In her statement, Nicole Grant said that by endorsing Jon Grant over Mosqueda, “Socialist Alternative would rather turn their back on the very unions and workers who have helped Sawant get elected twice because suddenly Jon Grant says he’s a socialist. Tragedy.” (The Labor Council endorsed Sawant’s opponent Richard Conlin during her first run for City Council in 2013.)
The statement continues: “He can say whatever he wants but here he is on Seattle’s left, slumming, taking up space, stealing credit, posing. Jon Grant is a hypocrite who is running on housing affordability while he bought a south Seattle foreclosure putting an immigrant woman out of her house…with his dad’s money. That’s not socialism.” She went on to mock Jon Grant for having “already lost this race once,” when he ran against incumbent Tim Burgess in the 2015 general election. “Socialist Alternative’s inability to support Teresa Mosqueda…shows how disconnected they are from the people they claim to represent,” wrote Nicole Grant, before ending with this: “Socialist Alternative can say Democrats are evil all day long but tell that to an immigrant union worker who is caught in Donald Trump’s travel ban. We don’t have time for posers like Jon Grant, we are fighting real evil.”
On Friday, Jon Grant responded with his own written statement, in which he carefully avoided attacking Nicole Grant while responding to her assertion that he bought a house “with his dad’s money.”
“In [Nicole Grant’s] statement a number of false accusations were made, while also questioning my integrity and motivations for running for office. It saddened me to receive such personal attacks from a labor leader who I greatly admire and respect…
“When my home was purchased in 2013 it was bank-owned and vacant; under no circumstance would I ever initiate a transaction that would displace someone. Prior to owning my home I lived in a Georgetown rental apartment that was getting hit with sustained yearly rent increases. I recently stopped by my old apartment which now rents for $1300, compared to $850 when I first moved in. I asked my family to loan me the money to buy my house, which they took out of their retirement temporarily and I paid them back by taking out a mortgage.”
Reached Thursday by telephone, Nicole Grant said she stands by her original statement, “posing” and all.
“People have found it strong because it’s not written in rich people language or academic language,” said Nicole Grant. “It’s a statement from a worker’s movement that’s led by young people.”
She also acknowledged the statement’s strategic outrageousness: “It’s such a competitive information environment, it’s like, how do you get anybody to listen? You didn’t call because that [statement] was boring.”
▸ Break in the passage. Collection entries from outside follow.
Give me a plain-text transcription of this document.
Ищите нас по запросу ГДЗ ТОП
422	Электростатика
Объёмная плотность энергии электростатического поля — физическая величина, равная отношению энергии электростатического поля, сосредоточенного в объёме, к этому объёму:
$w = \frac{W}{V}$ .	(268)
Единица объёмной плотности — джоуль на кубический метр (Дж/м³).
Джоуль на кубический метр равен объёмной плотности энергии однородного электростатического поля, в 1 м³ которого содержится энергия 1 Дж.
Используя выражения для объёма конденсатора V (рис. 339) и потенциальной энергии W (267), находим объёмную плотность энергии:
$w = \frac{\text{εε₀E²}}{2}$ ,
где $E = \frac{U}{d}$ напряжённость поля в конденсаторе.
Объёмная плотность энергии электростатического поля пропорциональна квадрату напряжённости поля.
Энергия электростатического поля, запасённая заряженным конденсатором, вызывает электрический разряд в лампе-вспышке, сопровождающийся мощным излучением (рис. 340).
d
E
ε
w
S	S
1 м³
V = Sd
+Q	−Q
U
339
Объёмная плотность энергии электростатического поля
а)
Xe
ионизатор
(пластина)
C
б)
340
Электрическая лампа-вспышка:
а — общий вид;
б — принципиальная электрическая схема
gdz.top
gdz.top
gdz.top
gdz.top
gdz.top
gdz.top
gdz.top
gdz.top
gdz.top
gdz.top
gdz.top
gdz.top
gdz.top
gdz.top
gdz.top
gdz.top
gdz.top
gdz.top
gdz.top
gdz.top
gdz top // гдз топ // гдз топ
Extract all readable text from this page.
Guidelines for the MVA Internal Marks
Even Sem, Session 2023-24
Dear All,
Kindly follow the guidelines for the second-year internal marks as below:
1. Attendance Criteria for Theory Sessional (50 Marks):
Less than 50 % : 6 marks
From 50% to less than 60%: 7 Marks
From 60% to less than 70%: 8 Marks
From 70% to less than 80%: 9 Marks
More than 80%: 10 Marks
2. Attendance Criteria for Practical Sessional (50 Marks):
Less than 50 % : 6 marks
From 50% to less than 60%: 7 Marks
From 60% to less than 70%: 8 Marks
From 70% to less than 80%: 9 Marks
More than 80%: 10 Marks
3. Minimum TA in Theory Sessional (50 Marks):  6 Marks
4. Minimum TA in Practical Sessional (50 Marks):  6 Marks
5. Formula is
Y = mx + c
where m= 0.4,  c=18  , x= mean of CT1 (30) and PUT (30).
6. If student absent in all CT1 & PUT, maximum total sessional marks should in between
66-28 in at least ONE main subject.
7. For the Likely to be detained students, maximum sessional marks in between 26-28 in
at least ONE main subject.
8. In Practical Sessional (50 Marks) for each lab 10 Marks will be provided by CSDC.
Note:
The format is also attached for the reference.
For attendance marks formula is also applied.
But the emotion behind the words is very real, she said. The Labor Council hasn’t stood in constant opposition to Socialist Alternative. Far from. It endorsed and donated to Sawant in her second run for City Council, and worked with her on the $15 Now campaign. That support, she said, was “not without controversy for us. We represent a huge membership and have had to bring a lot of people along to get with a coalition of socialists.”
Yet SA has shown little in the way of return, she said, and SA’s failure to endorse Mosqueda “was infuriating. It’s an insult.”
“The greatest gift somebody who’s drowning in privilege can give is to step back,” she said. “It’s not like [Jon Grant’s] leadership is so exemplary that he’s literally the only person that could be a great city council person on merit. He’s run of the mill.”